You can make use of na.locf from the zoo package:

library(zoo)
x <- c(NA,NA,NA,NA,0,1,0,1,NA,NA,NA,0,NA,NA,1,NA,NA,0)

v <- na.locf(zoo(x))
index(v)[v==1]
#[1]  6  8  9 10 11 15 16 17

Answer 3

x <- c(NA,NA,NA,NA,0,1,0,1,NA,NA,NA,0,NA,NA,1,NA,NA,0)
x[is.na(x)]=2
x.rle=rle(x)
val=x.rle$v
if (val[1]==2) val[1]=0
ind = (val==2)
val[ind]=val[which(ind)-1]
rep(val,x.rle$l)

Output:

[1] 0 0 0 0 0 1 0 1 1 1 1 0 0 0 1 1 1 0

Answer 4

Pasting the sequence into a string and using a while loop that checks (with grep) whether there are any NAs preceded by 1s and substitutes (with gsub) such cases with a 1 will do it:

# substitute NA for "N" for later ease of processing and locating 1s by position
x[is.na(x)] <- "N"
# Collapse vector into a string
stringx <- paste(x, collapse = "")

while(grepl("(?<=1)N", stringx, perl = TRUE)) {
    stringx <- gsub("(?<=1)N", "1", stringx, perl = TRUE)
}

Then you can use gregexpr to get the indices of 1s.
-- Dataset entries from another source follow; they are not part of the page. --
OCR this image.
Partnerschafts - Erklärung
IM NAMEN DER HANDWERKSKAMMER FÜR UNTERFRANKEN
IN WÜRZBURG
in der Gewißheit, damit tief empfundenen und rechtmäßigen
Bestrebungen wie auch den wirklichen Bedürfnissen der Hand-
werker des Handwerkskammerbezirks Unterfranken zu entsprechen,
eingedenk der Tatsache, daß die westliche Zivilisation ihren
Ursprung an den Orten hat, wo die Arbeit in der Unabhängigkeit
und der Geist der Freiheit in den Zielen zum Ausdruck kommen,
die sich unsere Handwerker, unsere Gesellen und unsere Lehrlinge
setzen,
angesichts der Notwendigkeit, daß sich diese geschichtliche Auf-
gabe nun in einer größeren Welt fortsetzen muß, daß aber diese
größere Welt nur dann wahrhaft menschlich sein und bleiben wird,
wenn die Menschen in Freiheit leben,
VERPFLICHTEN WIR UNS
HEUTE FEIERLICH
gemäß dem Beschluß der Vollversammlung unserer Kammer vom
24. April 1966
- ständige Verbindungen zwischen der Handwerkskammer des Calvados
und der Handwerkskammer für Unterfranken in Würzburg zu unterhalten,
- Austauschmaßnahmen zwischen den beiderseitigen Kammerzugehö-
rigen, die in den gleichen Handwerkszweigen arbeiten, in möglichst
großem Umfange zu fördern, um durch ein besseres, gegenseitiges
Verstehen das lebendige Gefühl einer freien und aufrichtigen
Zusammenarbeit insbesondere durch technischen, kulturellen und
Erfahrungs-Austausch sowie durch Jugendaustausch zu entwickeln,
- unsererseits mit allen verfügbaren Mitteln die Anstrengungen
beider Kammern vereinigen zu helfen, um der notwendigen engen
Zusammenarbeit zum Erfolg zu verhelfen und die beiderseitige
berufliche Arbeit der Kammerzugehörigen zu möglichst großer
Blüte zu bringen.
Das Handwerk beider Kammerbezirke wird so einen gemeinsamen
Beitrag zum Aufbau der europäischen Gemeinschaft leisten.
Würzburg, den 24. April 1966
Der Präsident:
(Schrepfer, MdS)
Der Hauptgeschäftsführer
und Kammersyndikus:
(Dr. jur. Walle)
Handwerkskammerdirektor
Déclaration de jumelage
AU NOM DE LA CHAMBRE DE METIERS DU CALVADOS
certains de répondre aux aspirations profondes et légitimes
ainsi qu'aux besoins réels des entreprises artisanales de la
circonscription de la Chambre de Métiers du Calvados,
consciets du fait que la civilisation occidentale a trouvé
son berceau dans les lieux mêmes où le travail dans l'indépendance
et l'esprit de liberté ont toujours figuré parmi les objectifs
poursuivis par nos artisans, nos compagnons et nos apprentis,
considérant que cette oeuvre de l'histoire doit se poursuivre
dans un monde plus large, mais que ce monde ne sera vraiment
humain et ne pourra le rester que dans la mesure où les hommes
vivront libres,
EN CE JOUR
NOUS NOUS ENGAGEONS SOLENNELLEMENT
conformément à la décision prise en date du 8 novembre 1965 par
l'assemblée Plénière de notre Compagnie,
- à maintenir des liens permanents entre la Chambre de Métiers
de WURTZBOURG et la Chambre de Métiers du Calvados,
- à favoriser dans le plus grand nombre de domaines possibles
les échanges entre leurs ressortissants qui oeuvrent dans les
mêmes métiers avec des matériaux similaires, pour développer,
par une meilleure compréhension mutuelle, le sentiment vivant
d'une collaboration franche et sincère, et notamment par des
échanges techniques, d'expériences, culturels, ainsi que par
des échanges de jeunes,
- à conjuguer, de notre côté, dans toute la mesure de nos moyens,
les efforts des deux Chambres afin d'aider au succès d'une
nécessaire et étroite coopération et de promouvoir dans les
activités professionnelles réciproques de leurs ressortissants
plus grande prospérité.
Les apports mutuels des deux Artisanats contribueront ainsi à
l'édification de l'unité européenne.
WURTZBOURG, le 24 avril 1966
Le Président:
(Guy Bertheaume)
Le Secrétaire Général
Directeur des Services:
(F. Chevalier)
unlist(gregexpr("1", stringx))
#[1]  6  8  9 10 11 15 16 17

Or you can split the string and look through to find the indices of 1s in the resulting vector:

newx <-unlist(strsplit(stringx, ""))
#[1] "N" "N" "N" "N" "0" "1" "0" "1" "1" "1" "1" "0" "N" "N" "1" "1" "1" "0"

which(newx == "1") 
#[1]  6  8  9 10 11 15 16 17

---

---

Using stri_flatten from the stringi package instead of paste and stri_locate_all_fixed rather than gregexpr or a string splitting route can provide a little bit more performance if it's a larger vector you're processing. If the vector isn't large, no performance gains will result.

library(stringi)
x[is.na(x)] <- "N"
stringx <- stri_flatten(x)

while(grepl("(?<=1)N", stringx, perl = TRUE)) {
    stringx <- gsub("(?<=1)N", "1", stringx, perl = TRUE) 
}

stri_locate_all_fixed(stringx, "1")[[1]][,"start"]

---

The following approach is fairly straightforward and performs relatively well (based on bgoldst's excellent benchmarking example) on small and large samples (very well on bgoldst's high probability of NA example)

x[is.na(x)] <- "N"
stringx <- stri_flatten(x)

ones <- stri_locate_all_regex(stringx, "1N*")[[1]]

#[[1]]
#
#     start end
#[1,]     6   6
#[2,]     8  11
#[3,]    15  17

unlist(lapply(seq_along(ones[, 1]),
    function(ii) seq.int(ones[ii, "start"], ones[ii, "end"])))
#[1]  6  8  9 10 11 15 16 17